Michael Douglas’ eldest son Cameron has been released from jail after nearly seven years. Cameron was arrested in 2009 and sentenced to five years in prison for possessing heroin and selling drugs, but his term was extended when he was caught smuggling drugs into prison.
He spent just under two years in solitary confinement from 2012 to 2014 at Maryland’s Cumberland Federal Corrections Institute and has since been living in a halfway house.
Cameron, 37, was due to be released next year but according to Page Six, he has been allowed to leave.
Michael’s son, who he shares with his ex-wife Diandra Luker, is also planning to write a tell-all book detailing his time behind bars.
A source said: “Cameron will talk about his struggle being the son and grandson of Hollywood icons, and then his bad decisions which led him to jail, and then solitary confinement. He is staying low-key after his release and plans to spend time with his father and mother. He believes this is a new start, and a chance at a new life.”
Cameron, whose grandfather is Hollywood star Kirk Douglas, first started abusing drugs when he was a teenager. His addiction led to his arrest in 2009 when he was found with methamphetamine; the large amount of the drug seized meant that Cameron was charged with intent to distribute.
Throughout his jail sentence Michael, who also shares two children with his wife Catherine Zeta-Jones, visited his eldest son often.
In his 2013 Emmys acceptance speech, when the actor was recognised for his role in Behind the Candelabra, Michael spoke about the brutality of the prison system.

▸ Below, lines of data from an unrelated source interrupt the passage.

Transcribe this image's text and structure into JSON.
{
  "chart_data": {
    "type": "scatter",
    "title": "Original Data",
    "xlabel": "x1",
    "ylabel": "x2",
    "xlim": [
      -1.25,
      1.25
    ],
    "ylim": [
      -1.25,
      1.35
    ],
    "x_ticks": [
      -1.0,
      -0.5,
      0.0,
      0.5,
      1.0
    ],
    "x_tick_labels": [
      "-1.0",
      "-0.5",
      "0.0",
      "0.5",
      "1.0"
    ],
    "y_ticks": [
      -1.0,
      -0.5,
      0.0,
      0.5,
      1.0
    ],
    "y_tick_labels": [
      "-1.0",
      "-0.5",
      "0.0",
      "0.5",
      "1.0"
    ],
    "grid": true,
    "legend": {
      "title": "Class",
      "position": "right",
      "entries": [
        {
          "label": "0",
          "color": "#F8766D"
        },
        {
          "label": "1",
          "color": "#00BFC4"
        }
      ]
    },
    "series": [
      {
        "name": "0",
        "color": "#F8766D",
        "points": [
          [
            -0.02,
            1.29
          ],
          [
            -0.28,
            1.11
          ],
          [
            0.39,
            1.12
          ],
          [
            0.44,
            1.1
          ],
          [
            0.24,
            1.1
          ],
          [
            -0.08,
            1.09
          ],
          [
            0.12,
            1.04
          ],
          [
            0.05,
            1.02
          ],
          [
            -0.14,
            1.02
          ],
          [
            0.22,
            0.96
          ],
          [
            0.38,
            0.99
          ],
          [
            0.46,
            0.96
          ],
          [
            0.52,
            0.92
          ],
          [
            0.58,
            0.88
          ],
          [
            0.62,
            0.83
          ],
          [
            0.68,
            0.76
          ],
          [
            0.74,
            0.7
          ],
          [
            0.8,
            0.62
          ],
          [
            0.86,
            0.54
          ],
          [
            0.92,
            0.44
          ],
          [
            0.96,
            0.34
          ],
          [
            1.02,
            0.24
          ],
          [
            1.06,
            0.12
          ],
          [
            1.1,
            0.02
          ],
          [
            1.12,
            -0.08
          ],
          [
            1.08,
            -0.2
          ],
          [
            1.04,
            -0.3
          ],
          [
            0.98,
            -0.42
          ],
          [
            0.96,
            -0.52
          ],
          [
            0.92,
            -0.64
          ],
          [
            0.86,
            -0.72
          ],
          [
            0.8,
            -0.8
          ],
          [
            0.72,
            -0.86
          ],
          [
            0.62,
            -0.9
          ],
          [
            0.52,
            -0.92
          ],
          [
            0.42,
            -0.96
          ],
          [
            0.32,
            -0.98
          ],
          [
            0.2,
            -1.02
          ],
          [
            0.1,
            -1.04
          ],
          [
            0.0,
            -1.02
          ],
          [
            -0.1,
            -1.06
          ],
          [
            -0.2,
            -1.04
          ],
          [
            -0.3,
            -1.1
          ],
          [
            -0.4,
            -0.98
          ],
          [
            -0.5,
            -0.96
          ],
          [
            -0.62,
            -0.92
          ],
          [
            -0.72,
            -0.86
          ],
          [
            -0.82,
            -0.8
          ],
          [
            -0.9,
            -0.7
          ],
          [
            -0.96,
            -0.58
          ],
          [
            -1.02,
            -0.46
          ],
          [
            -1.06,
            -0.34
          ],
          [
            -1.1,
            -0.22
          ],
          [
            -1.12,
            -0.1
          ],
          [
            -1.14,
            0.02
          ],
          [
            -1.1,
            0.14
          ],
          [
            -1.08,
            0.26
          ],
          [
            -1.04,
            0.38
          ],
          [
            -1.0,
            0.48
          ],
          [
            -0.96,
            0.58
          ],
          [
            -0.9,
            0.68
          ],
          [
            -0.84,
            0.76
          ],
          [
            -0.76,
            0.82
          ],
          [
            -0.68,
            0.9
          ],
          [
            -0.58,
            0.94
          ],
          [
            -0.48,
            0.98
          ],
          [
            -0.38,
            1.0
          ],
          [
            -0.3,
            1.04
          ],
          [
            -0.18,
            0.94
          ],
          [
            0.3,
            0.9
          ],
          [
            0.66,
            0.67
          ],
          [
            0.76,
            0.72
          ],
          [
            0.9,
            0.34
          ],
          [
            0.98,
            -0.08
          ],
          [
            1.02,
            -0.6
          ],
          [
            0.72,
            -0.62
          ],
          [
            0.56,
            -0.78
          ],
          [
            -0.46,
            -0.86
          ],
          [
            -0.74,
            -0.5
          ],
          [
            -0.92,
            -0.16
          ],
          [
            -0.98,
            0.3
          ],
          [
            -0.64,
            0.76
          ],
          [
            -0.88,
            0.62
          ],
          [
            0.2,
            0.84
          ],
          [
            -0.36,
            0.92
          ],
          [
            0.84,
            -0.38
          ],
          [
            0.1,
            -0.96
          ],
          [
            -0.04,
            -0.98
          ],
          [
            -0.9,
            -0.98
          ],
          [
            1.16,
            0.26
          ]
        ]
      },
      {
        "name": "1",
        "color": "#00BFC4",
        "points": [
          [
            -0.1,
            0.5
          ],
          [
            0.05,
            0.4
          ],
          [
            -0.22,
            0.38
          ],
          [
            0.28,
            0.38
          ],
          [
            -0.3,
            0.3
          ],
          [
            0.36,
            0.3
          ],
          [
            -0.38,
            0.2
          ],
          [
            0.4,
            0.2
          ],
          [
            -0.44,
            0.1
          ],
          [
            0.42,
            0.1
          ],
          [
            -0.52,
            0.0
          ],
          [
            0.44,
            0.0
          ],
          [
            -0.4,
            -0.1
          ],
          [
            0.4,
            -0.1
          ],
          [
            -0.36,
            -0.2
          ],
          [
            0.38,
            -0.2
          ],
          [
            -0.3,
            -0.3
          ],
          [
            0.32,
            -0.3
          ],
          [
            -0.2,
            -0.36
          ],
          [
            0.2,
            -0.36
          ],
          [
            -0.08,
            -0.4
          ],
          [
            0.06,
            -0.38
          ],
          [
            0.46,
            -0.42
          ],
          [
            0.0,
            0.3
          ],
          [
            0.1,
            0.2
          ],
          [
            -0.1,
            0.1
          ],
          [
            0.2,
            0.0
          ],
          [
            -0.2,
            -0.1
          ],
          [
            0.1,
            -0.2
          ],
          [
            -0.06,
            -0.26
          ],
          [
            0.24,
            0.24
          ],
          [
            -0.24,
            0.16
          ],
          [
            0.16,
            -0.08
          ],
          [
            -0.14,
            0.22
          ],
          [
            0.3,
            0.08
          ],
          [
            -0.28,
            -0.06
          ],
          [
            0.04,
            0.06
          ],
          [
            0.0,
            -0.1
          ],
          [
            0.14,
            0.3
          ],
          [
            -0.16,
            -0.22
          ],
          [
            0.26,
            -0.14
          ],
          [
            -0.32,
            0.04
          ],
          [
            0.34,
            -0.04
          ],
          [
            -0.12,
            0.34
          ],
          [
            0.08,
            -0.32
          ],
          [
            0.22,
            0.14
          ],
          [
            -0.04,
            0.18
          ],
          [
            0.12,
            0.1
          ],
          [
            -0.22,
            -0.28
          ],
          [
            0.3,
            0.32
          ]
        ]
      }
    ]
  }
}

“At first I was certainly disappointed with my son, but I’ve reached a point now where I’m disappointed with the system,” he said. “If you happen to have a slip, they punish you. In my son’s case, he has spent almost two years in solitary confinement.”
Cameron has also penned an open letter, which was published in the Huffington Post. He questioned the way in which non-violent drug abusers are punished by the system.
“This outdated system pays little, if any, concern to the disease of addiction, and instead punishes it more harshly than many violent crimes,” wrote Cameron. “I’m not saying that I didn’t deserve to be punished, or that I’m worthy of special treatment. I made mistakes and I’ll gladly and openly admit my faults.
“However, I seem to be trapped in a vicious cycle of relapse and repeat, as most addicts are. Unfortunately, whereas the effective remedy for relapse should be treatment, the penal system’s “answer” is to lock the door and throw away the key.”
Earlier this year Michael, 71, also opened up about his “darkest moment” – discovering he had cancer at the same time Cameron was sentenced to prison.
“My oldest son Cameron has struggled with addiction for most of his life, he was a serious heroin addict, that brought him into federal prison,” Michael said in an interview with Megyn Kelly. “It broke my heart, the combination.”